Da posição de Schechner (18) discordamos completamente pois este afirma que o processo ritual é Performance. E que esta jamais será uma primeira vez, mas repetição: ato repetido que porém permanece sempre atualmente performado. Evidentemente não podemos negar que a cada vez que um ator atua, repetidas vezes, dentro de um texto, contexto, ambiente e tempo pré-determinados por um diretor ou por uma equipe, ou que, quando um indivíduo participa de um ritual com marcações, textos, ambiente determinados, há anos, por desconhecidos ancestrais, ele, por vezes, entra em um estado no limite do transe, ou literalmente em transe, e realiza uma determinada performance. No entanto, não estaríamos tratando da linguagem artística Performance, da qual estaria excluída quase todo o teatro, exatamente por sua carga de repetição, de automatismo e não de criatividade, não de linguagem própria. Inegavelmente algumas abordagens da linguagem teatral atual se distinguem exatamente por terem incorporado, da Performance, a possibilidade do ator estar a cada vez vivenciando a repetição teatral com toda a sua emotividade, ou como quer Sartre, citado por Bert States, alguns atores se sobressaem por estarem "totalmente e publicamente devorados pelo imaginário" (19).
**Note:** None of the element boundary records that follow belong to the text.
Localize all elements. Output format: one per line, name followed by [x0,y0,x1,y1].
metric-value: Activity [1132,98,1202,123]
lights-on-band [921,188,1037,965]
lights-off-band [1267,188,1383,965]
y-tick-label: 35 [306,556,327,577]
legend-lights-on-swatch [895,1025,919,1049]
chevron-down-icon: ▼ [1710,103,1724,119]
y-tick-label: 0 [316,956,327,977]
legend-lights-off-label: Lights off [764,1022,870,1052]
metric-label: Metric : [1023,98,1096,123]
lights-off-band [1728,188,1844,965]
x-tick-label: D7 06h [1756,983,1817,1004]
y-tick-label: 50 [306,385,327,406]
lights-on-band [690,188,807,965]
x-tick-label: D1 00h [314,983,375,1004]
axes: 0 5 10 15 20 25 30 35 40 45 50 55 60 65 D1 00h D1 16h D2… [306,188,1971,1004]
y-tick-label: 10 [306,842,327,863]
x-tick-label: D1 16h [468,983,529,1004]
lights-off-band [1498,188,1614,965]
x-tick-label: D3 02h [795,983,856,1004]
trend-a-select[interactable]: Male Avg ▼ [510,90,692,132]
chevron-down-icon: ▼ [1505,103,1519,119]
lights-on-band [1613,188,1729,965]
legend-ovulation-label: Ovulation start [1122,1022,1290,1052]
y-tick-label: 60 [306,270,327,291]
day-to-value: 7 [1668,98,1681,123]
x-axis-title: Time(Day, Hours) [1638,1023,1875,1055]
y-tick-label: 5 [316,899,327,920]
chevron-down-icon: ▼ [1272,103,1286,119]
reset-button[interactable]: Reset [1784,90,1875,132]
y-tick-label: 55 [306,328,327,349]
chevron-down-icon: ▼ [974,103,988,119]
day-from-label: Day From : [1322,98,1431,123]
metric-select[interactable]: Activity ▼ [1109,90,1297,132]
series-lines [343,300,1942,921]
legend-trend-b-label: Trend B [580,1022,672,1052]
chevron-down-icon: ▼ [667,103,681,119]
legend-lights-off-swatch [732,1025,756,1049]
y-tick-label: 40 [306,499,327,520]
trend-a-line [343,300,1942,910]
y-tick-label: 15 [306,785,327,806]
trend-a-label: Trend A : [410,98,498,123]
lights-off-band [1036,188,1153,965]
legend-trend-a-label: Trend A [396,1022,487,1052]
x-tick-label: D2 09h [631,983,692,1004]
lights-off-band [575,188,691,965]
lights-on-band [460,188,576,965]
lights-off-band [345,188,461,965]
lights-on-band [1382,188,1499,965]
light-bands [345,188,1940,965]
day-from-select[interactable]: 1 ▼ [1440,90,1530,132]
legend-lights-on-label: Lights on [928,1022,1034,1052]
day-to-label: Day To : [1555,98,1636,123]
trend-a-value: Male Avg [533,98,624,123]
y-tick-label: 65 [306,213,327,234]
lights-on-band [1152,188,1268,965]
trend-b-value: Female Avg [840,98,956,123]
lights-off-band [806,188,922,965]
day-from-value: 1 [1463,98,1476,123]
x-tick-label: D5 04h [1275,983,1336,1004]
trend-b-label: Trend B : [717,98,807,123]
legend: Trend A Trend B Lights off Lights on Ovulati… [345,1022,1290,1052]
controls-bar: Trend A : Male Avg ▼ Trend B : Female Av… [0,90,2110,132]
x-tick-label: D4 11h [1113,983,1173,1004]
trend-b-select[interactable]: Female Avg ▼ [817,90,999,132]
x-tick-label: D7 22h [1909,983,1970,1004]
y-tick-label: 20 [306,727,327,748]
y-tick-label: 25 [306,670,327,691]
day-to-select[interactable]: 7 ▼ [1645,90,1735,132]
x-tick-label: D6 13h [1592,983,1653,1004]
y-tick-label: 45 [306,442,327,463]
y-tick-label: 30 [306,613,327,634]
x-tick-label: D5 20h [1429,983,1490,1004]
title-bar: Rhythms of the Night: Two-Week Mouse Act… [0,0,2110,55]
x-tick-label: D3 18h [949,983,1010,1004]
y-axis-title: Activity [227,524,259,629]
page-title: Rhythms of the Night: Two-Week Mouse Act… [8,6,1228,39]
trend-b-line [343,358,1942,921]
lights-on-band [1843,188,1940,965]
O que caracteriza a ação corporal, o que faz com que ela não tenha nada à ver com o happening e nenhuma forma teatral, fosse a mímica, é precisamente seu carater de gesto único e não reprodutível. (20) François Pluchart.

O gesto único, e não reprodutível, não é maquinal: inconsciente, automático, reflexo, mecânico. Notemos a distinção, ainda que tênue, entre o "ser devorado pelo imaginário" e o gesto inconsciente.

Lembremos, para maior atenção ao empregarmos o termo ritual, o que disse Michel Foucault. Este referia-se aos "rituais da palavra".

A forma mais superficial e mais visível desses sistemas de restrição é constituída pelo que se pode agrupar sob o nome de ritual; o ritual define a qualificação que devem possuir os indivíduos que falam (e que, no jogo de um diálogo, da interrogação, da recitação, que devem ocupar determinada posição e formular determinado tipo de enunciados); define os gestos, os comportamentos, as circunstâncias, e todo conjunto de signos que devem acompanhar o discurso; fixa, enfim, a eficácia suposta ou imposta das palavras, seu efeito sobre aqueles aos quais se dirigem, os limites de seu valor de coerção. Os discursos religiosos, judiciários, terapêuticos e, em parte, políticos não podem ser dissociados dessa prática de um ritual que determina para os sujeitos que falam, ao mesmo tempo, propriedades singulares e papéis preestabelecidos(21). Michel Foucault. (O grifo é nosso)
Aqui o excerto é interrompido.